His eyes narrowed. “As do you, buddy, as do you. Good luck out there.”
“Thanks. I’ll need it. Oh!” He gestured at the bracer. “And this belongs to Hector Ramirez. Make sure he gets it back.”
The sheriff waved for Russel to join them. Russel headed up the street. “Now what in the hell is that?” the sheriff demanded, pointing to the bracer on Russel’s left arm.
“The doctor gave me a wrist brace,” Russel said. “I injured it falling off a horse.”
Hardgrave and the sheriff laughed.
“You city slickers,” the sheriff chuckled, shaking his head. “As useless as a graduation cap on a pig.” He paused to light a cigar.

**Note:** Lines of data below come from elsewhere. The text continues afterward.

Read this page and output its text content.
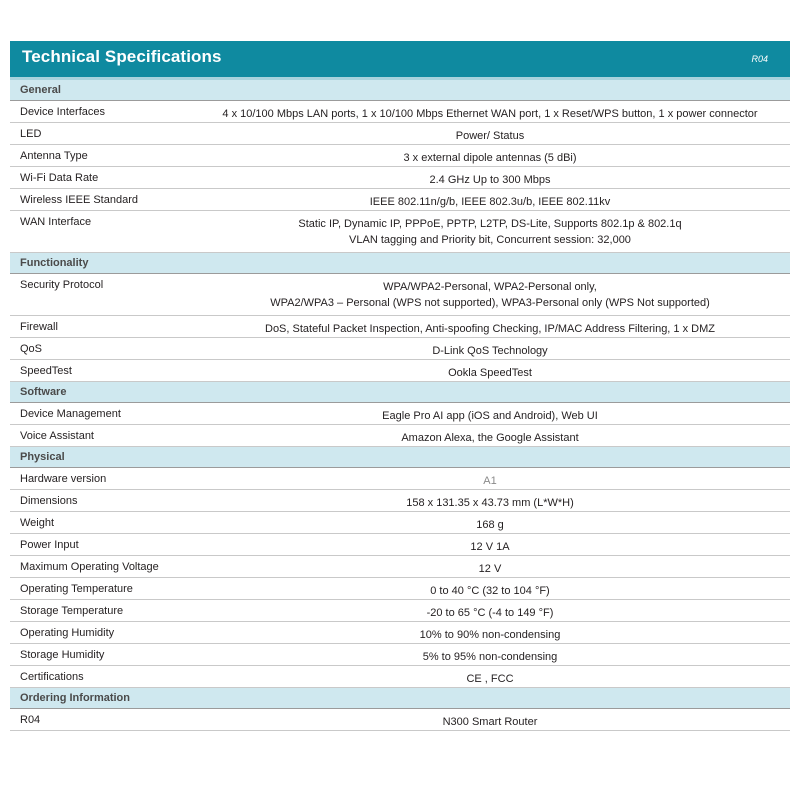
Technical Specifications	R04
General
Device Interfaces	4 x 10/100 Mbps LAN ports, 1 x 10/100 Mbps Ethernet WAN port, 1 x Reset/WPS button, 1 x power connector
LED	Power/ Status
Antenna Type	3 x external dipole antennas (5 dBi)
Wi-Fi Data Rate	2.4 GHz Up to 300 Mbps
Wireless IEEE Standard	IEEE 802.11n/g/b, IEEE 802.3u/b, IEEE 802.11kv
WAN Interface	Static IP, Dynamic IP, PPPoE, PPTP, L2TP, DS-Lite, Supports 802.1p & 802.1q
VLAN tagging and Priority bit, Concurrent session: 32,000
Functionality
Security Protocol	WPA/WPA2-Personal, WPA2-Personal only,
WPA2/WPA3 – Personal (WPS not supported), WPA3-Personal only (WPS Not supported)
Firewall	DoS, Stateful Packet Inspection, Anti-spoofing Checking, IP/MAC Address Filtering, 1 x DMZ
QoS	D-Link QoS Technology
SpeedTest	Ookla SpeedTest
Software
Device Management	Eagle Pro AI app (iOS and Android), Web UI
Voice Assistant	Amazon Alexa, the Google Assistant
Physical
Hardware version	A1
Dimensions	158 x 131.35 x 43.73 mm (L*W*H)
Weight	168 g
Power Input	12 V 1A
Maximum Operating Voltage	12 V
Operating Temperature	0 to 40 °C (32 to 104 °F)
Storage Temperature	-20 to 65 °C (-4 to 149 °F)
Operating Humidity	10% to 90% non-condensing
Storage Humidity	5% to 95% non-condensing
Certifications	CE , FCC
Ordering Information
R04	N300 Smart Router
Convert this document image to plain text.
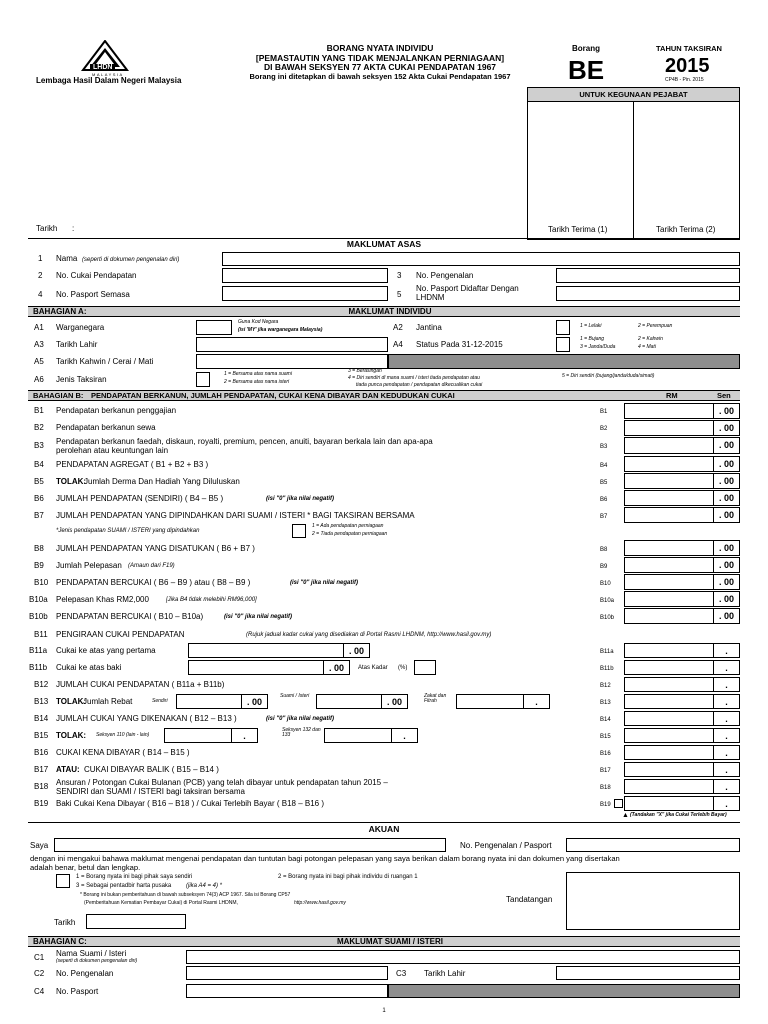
LHDN
MALAYSIA
Lembaga Hasil Dalam Negeri Malaysia
BORANG NYATA INDIVIDU
[PEMASTAUTIN YANG TIDAK MENJALANKAN PERNIAGAAN]
DI BAWAH SEKSYEN 77 AKTA CUKAI PENDAPATAN 1967
Borang ini ditetapkan di bawah seksyen 152 Akta Cukai Pendapatan 1967
Borang
BE
TAHUN TAKSIRAN
2015
CP4B - Pin. 2015
UNTUK KEGUNAAN PEJABAT
Tarikh Terima (1)	Tarikh Terima (2)
Tarikh :
MAKLUMAT ASAS
1 Nama (seperti di dokumen pengenalan diri)
2 No. Cukai Pendapatan	3 No. Pengenalan
4 No. Pasport Semasa	5
No. Pasport Didaftar Dengan
LHDNM
BAHAGIAN A:	MAKLUMAT INDIVIDU
A1 Warganegara
Guna Kod Negara
(isi 'MY' jika warganegara Malaysia)	A2 Jantina	1 = Lelaki	2 = Perempuan
A3 Tarikh Lahir	A4 Status Pada 31-12-2015
1 = Bujang	2 = Kahwin
3 = Janda/Duda	4 = Mati
A5 Tarikh Kahwin / Cerai / Mati
A6 Jenis Taksiran
1 = Bersama atas nama suami
2 = Bersama atas nama isteri
3 = Berasingan
4 = Diri sendiri di mana suami / isteri tiada pendapatan atau
tiada punca pendapatan / pendapatan dikecualikan cukai
5 = Diri sendiri (bujang/janda/duda/simati)
BAHAGIAN B: PENDAPATAN BERKANUN, JUMLAH PENDAPATAN, CUKAI KENA DIBAYAR DAN KEDUDUKAN CUKAI	RM	Sen
B1 Pendapatan berkanun penggajian	B1	. 00
B2 Pendapatan berkanun sewa	B2	. 00
B3 Pendapatan berkanun faedah, diskaun, royalti, premium, pencen, anuiti, bayaran berkala lain dan apa-apa
perolehan atau keuntungan lain	B3	. 00
B4 PENDAPATAN AGREGAT ( B1 + B2 + B3 )	B4	. 00
B5 TOLAK:
Jumlah Derma Dan Hadiah Yang Diluluskan	B5	. 00
B6 JUMLAH PENDAPATAN (SENDIRI) ( B4 – B5 )	(isi "0" jika nilai negatif)	B6	. 00
B7 JUMLAH PENDAPATAN YANG DIPINDAHKAN DARI SUAMI / ISTERI * BAGI TAKSIRAN BERSAMA	B7	. 00
*Jenis pendapatan SUAMI / ISTERI yang dipindahkan
1 = Ada pendapatan perniagaan
2 = Tiada pendapatan perniagaan
B8 JUMLAH PENDAPATAN YANG DISATUKAN ( B6 + B7 )	B8	. 00
B9 Jumlah Pelepasan (Amaun dari F19)	B9	. 00
B10 PENDAPATAN BERCUKAI ( B6 – B9 ) atau ( B8 – B9 )	(isi "0" jika nilai negatif)	B10	. 00
B10a Pelepasan Khas RM2,000	[Jika B4 tidak melebihi RM96,000]	B10a	. 00
B10b PENDAPATAN BERCUKAI ( B10 – B10a)	(isi "0" jika nilai negatif)	B10b	. 00
B11 PENGIRAAN CUKAI PENDAPATAN	(Rujuk jadual kadar cukai yang disediakan di Portal Rasmi LHDNM, http://www.hasil.gov.my)
B11a Cukai ke atas yang pertama	. 00	B11a	.
B11b Cukai ke atas baki	. 00	Atas Kadar (%)	B11b	.
B12 JUMLAH CUKAI PENDAPATAN ( B11a + B11b)	B12	.
B13 TOLAK:
Jumlah Rebat	Sendiri	. 00
Suami / Isteri
. 00
Zakat dan Fitrah	.	B13	.
B14 JUMLAH CUKAI YANG DIKENAKAN ( B12 – B13 )	(isi "0" jika nilai negatif)	B14	.
B15 TOLAK: Seksyen 110 (lain - lain)	.
Seksyen 132 dan 133	.	B15	.
B16 CUKAI KENA DIBAYAR ( B14 – B15 )	B16	.
B17 ATAU: CUKAI DIBAYAR BALIK ( B15 – B14 )	B17	.
B18 Ansuran / Potongan Cukai Bulanan (PCB) yang telah dibayar untuk pendapatan tahun 2015 –
SENDIRI dan SUAMI / ISTERI bagi taksiran bersama	B18	.
B19 Baki Cukai Kena Dibayar ( B16 – B18 ) / Cukai Terlebih Bayar ( B18 – B16 )	B19	.
(Tandakan "X" jika Cukai Terlebih Bayar)
▲
AKUAN
Saya	No. Pengenalan / Pasport
dengan ini mengakui bahawa maklumat mengenai pendapatan dan tuntutan bagi potongan pelepasan yang saya berikan dalam borang nyata ini dan dokumen yang disertakan
adalah benar, betul dan lengkap.
1 = Borang nyata ini bagi pihak saya sendiri	2 = Borang nyata ini bagi pihak individu di ruangan 1
3 = Sebagai pentadbir harta pusaka (jika A4 = 4) *
* Borang ini bukan pemberitahuan di bawah subseksyen 74(3) ACP 1967. Sila isi Borang CP57
(Pemberitahuan Kematian Pembayar Cukai) di Portal Rasmi LHDNM,	http://www.hasil.gov.my	Tandatangan
Tarikh
BAHAGIAN C:	MAKLUMAT SUAMI / ISTERI
C1 Nama Suami / Isteri
(seperti di dokumen pengenalan diri)
C2 No. Pengenalan	C3 Tarikh Lahir
C4 No. Pasport
1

“Now, ya’ll already know how this works, but the law obligates me to go through the rules each time some goldang idjit decides their honor has been stained or their boots have been scuffed and now they’ve got to shoot each other. Load your guns with one bullet. Just one, damn it! If ya’ll can’t kill each other with one bullet, ya’ll will just have to find forgiveness in yer hearts. Take yer places at either end of the street, thirty paces apart. Listen for the clock to start striking. Once the clock strikes the seventh time, ya’ll will draw and fire. Drawing early is cheating, will get ya plunked.” He put a hand on his pistol. “Got it?”

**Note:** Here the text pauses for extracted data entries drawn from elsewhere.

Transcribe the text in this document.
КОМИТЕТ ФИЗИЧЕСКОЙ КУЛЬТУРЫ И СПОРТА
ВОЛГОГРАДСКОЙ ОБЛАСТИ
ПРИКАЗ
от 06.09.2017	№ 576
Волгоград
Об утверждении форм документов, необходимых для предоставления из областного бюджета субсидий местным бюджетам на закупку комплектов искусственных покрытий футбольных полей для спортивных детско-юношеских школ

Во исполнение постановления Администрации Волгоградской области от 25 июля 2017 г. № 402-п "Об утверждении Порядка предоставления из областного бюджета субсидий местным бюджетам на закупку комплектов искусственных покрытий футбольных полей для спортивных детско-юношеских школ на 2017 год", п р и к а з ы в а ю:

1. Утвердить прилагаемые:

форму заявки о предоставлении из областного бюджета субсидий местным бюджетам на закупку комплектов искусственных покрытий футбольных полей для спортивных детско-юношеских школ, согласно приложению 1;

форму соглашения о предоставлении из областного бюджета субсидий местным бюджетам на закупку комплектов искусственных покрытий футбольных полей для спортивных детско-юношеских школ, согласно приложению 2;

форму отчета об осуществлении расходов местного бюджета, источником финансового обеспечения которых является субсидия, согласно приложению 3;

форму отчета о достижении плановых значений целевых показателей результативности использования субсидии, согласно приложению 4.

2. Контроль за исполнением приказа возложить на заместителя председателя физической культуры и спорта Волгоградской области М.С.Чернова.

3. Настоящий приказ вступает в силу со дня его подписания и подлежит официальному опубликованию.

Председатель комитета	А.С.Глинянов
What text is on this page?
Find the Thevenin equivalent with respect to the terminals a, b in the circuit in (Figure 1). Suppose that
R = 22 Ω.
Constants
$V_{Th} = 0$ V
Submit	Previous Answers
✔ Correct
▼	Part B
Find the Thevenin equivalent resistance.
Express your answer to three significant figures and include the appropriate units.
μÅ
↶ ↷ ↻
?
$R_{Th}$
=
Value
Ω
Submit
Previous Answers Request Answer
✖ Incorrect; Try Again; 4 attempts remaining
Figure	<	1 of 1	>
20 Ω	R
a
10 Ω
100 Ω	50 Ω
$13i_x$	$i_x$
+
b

They both muttered their agreement and took their places. The clock began to strike. The spectators cheered until the sheriff yelled for silence. Hardgrave and Russel held their hands just above their waists, ready to draw. Russel positioned his left arm so that the bracer was aimed at Hardgrave’s pistol.
Russel pounded the trigger. Hardgrave’s right arm jerked forward as his gun jumped out of its holster and flew through the air. The gun stuck to the bracer with a clank. Russel pressed the trigger again to release the gun. He caught it as it fell, aimed, and fired, shooting Hardgrave with his own pistol.
The crowd clamored in amazement. A woman’s voice screamed, “What kind of witchcraft is this?” Hardgrave had a hole in his gut, but he was still standing.
Sparks and smoke came from the hole. Hardgrave lifted his shirt, revealing an abdomen made of steel plate. Apparently more than just his arm was mechanical. He sighed deeply. “Looks like I’ve got some work to do with the soldering iron.” He put down his shirt and frowned. “I hope you took my advice and got right with God, thief.” He flicked his metal hand and a slot opened in his wrist. The barrel of a Derringer sprang into view. “Goodbye.” He aimed his arm and fired.
Russel fell. With his final breath, he gasped, “Damn you to hell, you dirty liar. I’ve never even been to Dalton Valley.”